2025年、人工知能(AI)への投資が一段と活発になる中で、新たに注目されているのがアップル(AAPL)とエヌビディア(NVDA)の関係です。これまで比較的AI分野で静かだったアップルが、本格的なインフラ投資に踏み出したことが、GPU市場の主役であるエヌビディアの将来に大きな影響を与える可能性が出てきました。
アップルが本格参入?AIインフラ強化の背景
モトリーフールによれば、ループ・キャピタル・マーケッツのアナリストが、アップルがエヌビディア製のAIサーバーを数百台規模で購入中との見解を示したといいます。サーバーには、エヌビディアの最新アーキテクチャ「ブラックウェル・ウルトラ」を採用したモデルが含まれており、アップルが生成AIのトレーニングおよび実行環境の整備を急いでいる可能性が高いと分析されています。
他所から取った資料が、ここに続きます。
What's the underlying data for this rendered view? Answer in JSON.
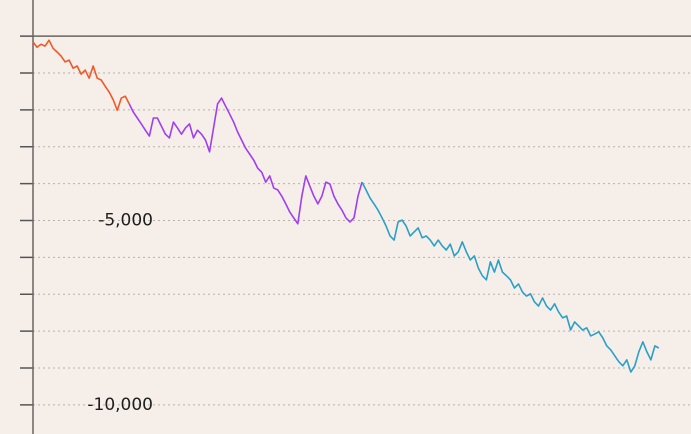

アップルは今後4年間で5000億ドル規模の製造・先端技術投資を計画しており、この動きは他のメガキャップテック企業によるAIインフラ投資と足並みをそろえるものです。たとえば、マイクロソフトやアマゾン、アルファベットなどは、2025年にかけてAI関連の設備投資を急増させており、合計で3000億ドルを超えると報道されています。
エヌビディアの優位性は続くのか
エヌビディアは、AIトレーニング用GPU市場で圧倒的なシェアを誇っており、その優位性は引き続き保たれる見通しです。最新のブラックウェル・シリーズは、従来のホッパー・アーキテクチャよりも高い性能と効率性を実現しており、大手企業による次世代モデルへの移行が加速しています。特にGB300 NVL72と呼ばれる構成は、大規模言語モデル(LLM)の訓練に最適化されており、アップルを含む新規参入企業からの関心も高まっています。
モトリーフールの分析によれば、こうしたインフラ支出が今後も継続する限り、エヌビディアの収益成長と価格決定力は維持されるとの見方が優勢です。また、アナリスト予想では、同社の売上および利益は2025年以降も拡大を続けるとされています。
長期投資家にとっての魅力とは
現在、エヌビディアはフォワードPER(株価収益率)で約25倍と評価されており、AIの主要プレイヤーであることを考慮すると割安感すらあるといえる状況です。これは、長期的にAI関連分野の成長を信じる投資家にとって魅力的な水準といえます。
一方で、短期的には中国との地政学的リスクや、半導体輸出規制といった不確定要素も存在しており、エヌビディア株が市場全体の影響を受ける可能性は否定できません。しかし、各国および企業のAIインフラ整備が急速に進んでいる現状を踏まえると、同社のポジショニングは中長期的には非常に強固であると考えられます。
アップルの動きはエヌビディアの追い風となるか
アップルがAI領域への積極投資を開始したという報道は、エヌビディアにとって明るいニュースです。これまで静観していた企業が次々とAI市場に本格参入する中で、エヌビディアのGPU需要がさらに拡大する可能性は高いと考えられます。AIインフラ投資の波が続く限り、エヌビディアの成長ストーリーは続くとみてよさそうです。